Billet invité.
Le défaut de la Grèce sur son remboursement de demain au FMI est consommé, et le prochain rendez-vous financier est désormais fixé au 20 juillet. À cette nouvelle date butoir, la BCE pourra couper les liquidités d’urgence si ses titres grecs arrivés à maturité ne sont pas honorés, créant une réaction en chaîne très difficile à stopper. Mais la messe n’est pas encore dite.
Pierre Moscovici, a estimé qu’il existait encore « des marges pour la négociation » et annoncé de nouvelles « propositions » de Bruxelles, la porte-parole de Jean-Claude Juncker démentant ensuite une telle annonce… Michel Sapin a déclaré que les négociations pouvaient reprendre à tout moment, ajoutant « nous sommes bien placés pour être les acteurs de la reprise du dialogue », après avoir fait valoir que « la France a eu une attitude singulière d’être toujours à la recherche du dialogue ». Luis de Guindos, le ministre espagnol des finances et candidat à la succession de Jeroen Dijsselbloem à la tête de l’Eurogroupe, n’a pas exclu de son côté « un accord d’ici à l’échéance, c’est-à-dire à minuit mardi ».
De son côté, Alexis Tsipras a fait appel à l’échelon supérieur des chefs d’État et de gouvernement de la décision de l’Eurogroupe – qu’ils n’ont cessé de présenter comme l’étage des discussions « techniques » – afin que soit accordée la prolongation du plan de sauvetage qui a été refusée. Une telle décision couperait l’herbe sous le pied à la campagne lancée en Grèce par les partis d’opposition qui présentent la consultation comme devant décider du maintien ou de la sortie de la Grèce de l’euro. Un refus conforterait la dénonciation du déni démocratique dont Syriza fait état. La situation sera rocambolesque si le « oui » l’emporte néanmoins, le gouvernement grec s’étant engagé à respecter le résultat du référendum et à signer l’accord qui en fait l’objet, puisqu’il ne serait plus valable faute de la prolongation en question…
À combien de coups de théâtre allons-nous encore assister d’ici dimanche ? Dans l’immédiat, les banques ont été fermées sur ordre de la Banque de Grèce, mais les Grecs peuvent retirer 60 euros par jour aux distributeurs automatiques et les touristes détenteurs de cartes de débit ou de crédit émises à l’étranger ne sont soumis à aucune limitation.
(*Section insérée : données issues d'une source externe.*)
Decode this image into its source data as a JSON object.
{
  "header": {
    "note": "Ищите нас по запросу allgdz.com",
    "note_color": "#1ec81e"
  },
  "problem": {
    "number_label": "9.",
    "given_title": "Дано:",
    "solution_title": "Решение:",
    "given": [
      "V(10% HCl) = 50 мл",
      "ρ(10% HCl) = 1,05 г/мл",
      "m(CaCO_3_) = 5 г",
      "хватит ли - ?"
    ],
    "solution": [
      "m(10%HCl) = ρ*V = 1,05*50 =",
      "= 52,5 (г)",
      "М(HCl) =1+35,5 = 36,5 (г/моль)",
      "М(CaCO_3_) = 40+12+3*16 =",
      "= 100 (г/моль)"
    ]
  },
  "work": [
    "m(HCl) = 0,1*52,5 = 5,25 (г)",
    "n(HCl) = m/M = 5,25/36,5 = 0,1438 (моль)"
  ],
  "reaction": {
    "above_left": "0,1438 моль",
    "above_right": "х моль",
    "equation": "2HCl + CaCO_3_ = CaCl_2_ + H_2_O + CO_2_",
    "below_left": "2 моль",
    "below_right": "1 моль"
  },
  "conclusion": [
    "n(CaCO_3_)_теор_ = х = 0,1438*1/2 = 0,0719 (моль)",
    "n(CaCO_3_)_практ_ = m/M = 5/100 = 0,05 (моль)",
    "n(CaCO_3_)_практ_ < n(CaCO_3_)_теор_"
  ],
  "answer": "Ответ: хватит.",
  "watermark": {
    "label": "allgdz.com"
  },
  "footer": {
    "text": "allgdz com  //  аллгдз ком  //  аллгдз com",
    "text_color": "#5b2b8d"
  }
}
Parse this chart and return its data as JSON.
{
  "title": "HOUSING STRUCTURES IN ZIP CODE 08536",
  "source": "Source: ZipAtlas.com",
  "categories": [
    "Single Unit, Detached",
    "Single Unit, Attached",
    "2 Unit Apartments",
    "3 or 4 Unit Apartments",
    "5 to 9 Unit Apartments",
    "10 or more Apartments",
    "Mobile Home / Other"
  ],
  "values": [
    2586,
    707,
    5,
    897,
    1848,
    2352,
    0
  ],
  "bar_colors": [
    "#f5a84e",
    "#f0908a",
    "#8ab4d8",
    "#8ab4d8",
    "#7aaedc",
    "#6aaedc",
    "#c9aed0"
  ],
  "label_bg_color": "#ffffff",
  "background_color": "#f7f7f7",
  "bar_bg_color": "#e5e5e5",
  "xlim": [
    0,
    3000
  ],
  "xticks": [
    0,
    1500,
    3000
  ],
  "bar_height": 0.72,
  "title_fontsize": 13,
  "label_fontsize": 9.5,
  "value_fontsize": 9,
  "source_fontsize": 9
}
Au plan politique, les spéculations ne manquent pas dans le cas d’une victoire du « oui ». Un remaniement gouvernemental a été évoqué par Yanis Varoufakis lors de son dernier Eurogroupe, une solution préférée à la démission du gouvernement. Des élections pourraient certes être aussi provoquées par la démission du Président de la République, mais le risque d’une nouvelle victoire de Syriza pourrait-il être écarté ? Et combien de temps la formule classique d’un gouvernement de « techniciens » pourrait-elle sinon tenir ? La situation est loin d’être stabilisée, car il ne suffit pas d’obtenir au forceps un accord, un gouvernement chargé de l’appliquer est également nécessaire.
Sur les marchés, les cours des actions et des obligations se sont comme prévu fortement tendus, en attendant la suite. Du côté américain, le secrétaire d’État au Trésor Jack Lew a réitéré l’urgence de trouver « une solution, incluant une discussion sur un allégement de la dette », tandis que l’éditorial du Financial Times – qui traditionnellement exprime le point de vue de la City – critique durement les créanciers pour avoir « oublié leur promesse antérieure d’une très nécessaire réévaluation de la dette grecque, en dépit de la demande pressante du FMI ».
En déclarant ce matin que la France est « disponible, toujours disponible pour qu’aujourd’hui, le dialogue puisse reprendre », François Hollande fait le service minimum et tente de prendre ses distances avec la suite des évènements. En présentant le référendum comme donnant aux Grecs le choix de rester ou non dans la zone euro et en éludant son objet, il n’ouvre pratiquement aucune porte.